A simple way to dress up fresh summer tomatoes spectacularly.
A simple way to dress up fresh summer tomatoes spectacularly.

Years ago, I went to a summer potluck, where the first dish to be demolished was a friend’s homegrown tomatoes, simply sliced, arranged on a pretty platter, and dressed with olive oil, and sea salt.

Not that the other dishes weren’t fabulous. It was just that tomatoes like that, ripened on the vine to let their deep, natural sweetness, tartness and mouthwatering savoriness develop to their fullest are absolutely impossible to resist.

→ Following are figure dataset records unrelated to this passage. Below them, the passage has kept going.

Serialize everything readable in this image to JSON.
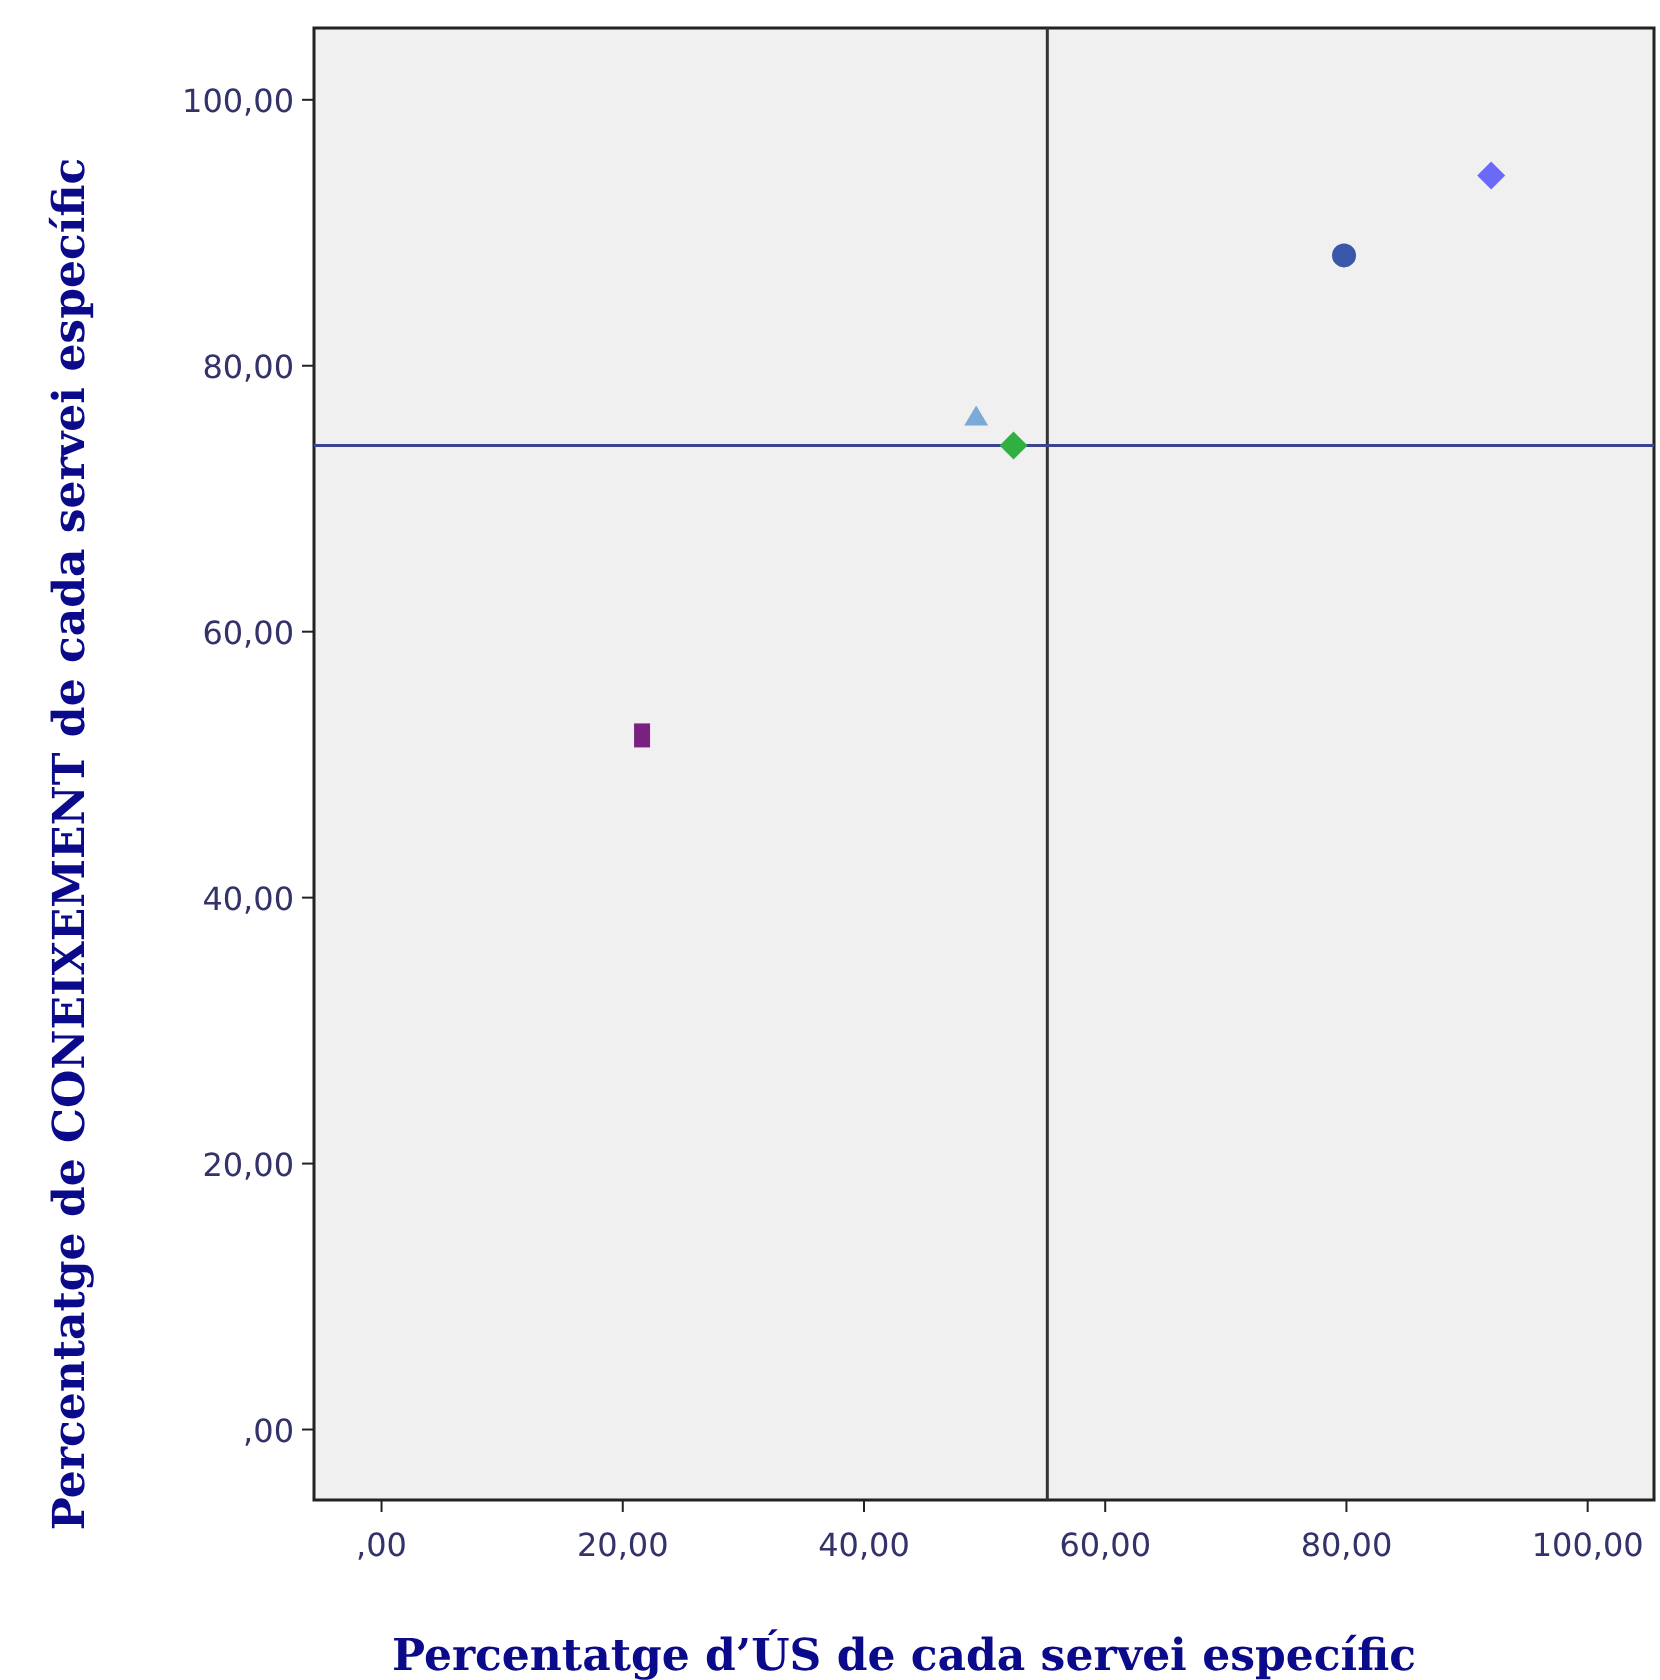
{
  "chart_data": {
    "type": "scatter",
    "xlabel": "Percentatge d’ÚS de cada servei específic",
    "ylabel": "Percentatge de CONEIXEMENT de cada servei específic",
    "xlim": [
      -5.6,
      105.5
    ],
    "ylim": [
      -5.3,
      105.4
    ],
    "xticks": [
      {
        "value": 0,
        "label": ",00"
      },
      {
        "value": 20,
        "label": "20,00"
      },
      {
        "value": 40,
        "label": "40,00"
      },
      {
        "value": 60,
        "label": "60,00"
      },
      {
        "value": 80,
        "label": "80,00"
      },
      {
        "value": 100,
        "label": "100,00"
      }
    ],
    "yticks": [
      {
        "value": 0,
        "label": ",00"
      },
      {
        "value": 20,
        "label": "20,00"
      },
      {
        "value": 40,
        "label": "40,00"
      },
      {
        "value": 60,
        "label": "60,00"
      },
      {
        "value": 80,
        "label": "80,00"
      },
      {
        "value": 100,
        "label": "100,00"
      }
    ],
    "grid": false,
    "series": [
      {
        "color": "#7a2080",
        "marker": "square",
        "x": [
          21.6
        ],
        "values": [
          52.2
        ]
      },
      {
        "color": "#7aaad8",
        "marker": "triangle",
        "x": [
          49.3
        ],
        "values": [
          76.1
        ]
      },
      {
        "color": "#30b040",
        "marker": "diamond",
        "x": [
          52.4
        ],
        "values": [
          74.0
        ]
      },
      {
        "color": "#3a56a8",
        "marker": "circle",
        "x": [
          79.8
        ],
        "values": [
          88.3
        ]
      },
      {
        "color": "#6a6af8",
        "marker": "diamond",
        "x": [
          92.0
        ],
        "values": [
          94.3
        ]
      }
    ],
    "ref_lines": [
      {
        "axis": "x",
        "value": 55.2,
        "color": "#333333"
      },
      {
        "axis": "y",
        "value": 74.0,
        "color": "#3a4490"
      }
    ]
  }
}
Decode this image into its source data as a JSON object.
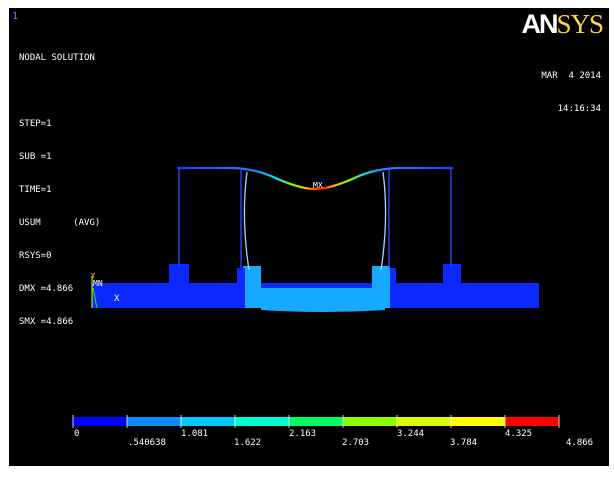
{
  "window": {
    "number": "1"
  },
  "info_lines": [
    "NODAL SOLUTION",
    "",
    "STEP=1",
    "SUB =1",
    "TIME=1",
    "USUM      (AVG)",
    "RSYS=0",
    "DMX =4.866",
    "SMX =4.866"
  ],
  "logo": {
    "part1": "AN",
    "part2": "SYS"
  },
  "date": {
    "line1": "MAR  4 2014",
    "line2": "14:16:34"
  },
  "markers": {
    "max": "MX",
    "min": "MN",
    "axis_x": "X",
    "axis_y": "Y"
  },
  "legend": {
    "colors": [
      "#0000ff",
      "#0a8cff",
      "#00c8ff",
      "#00ffd2",
      "#00ff64",
      "#8cff00",
      "#dcff00",
      "#ffff00",
      "#ffa800",
      "#ff0000"
    ],
    "upper_labels": [
      "0",
      "1.081",
      "2.163",
      "3.244",
      "4.325"
    ],
    "lower_labels": [
      ".540638",
      "1.622",
      "2.703",
      "3.784",
      "4.866"
    ]
  }
}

When summer provides tomatoes that good, you don’t have to do much to them. That’s why “Tonnato with Tomatoes” is such a winning recipe.

It’s little more than an assortment of sliced tomatoes drizzled with the creamy Italian sauce of tuna, anchovies, capers, and lemon juice that’s traditionally spooned over cold slices of veal. It’s like the taste of a tuna salad sandwich with slices of fresh tomatoes inside — but turned on its bread with the tomatoes the star and the tuna a supporting yet major player.

This super easy recipe is from “Big Night” (Union Square & Co.), of which I received a review copy.

It’s by Katherine Lewin, who went from a career as a copywriter at J.Crew to a food writer and editor at The Infatuation to opening two Big Night gourmet stores in New York City.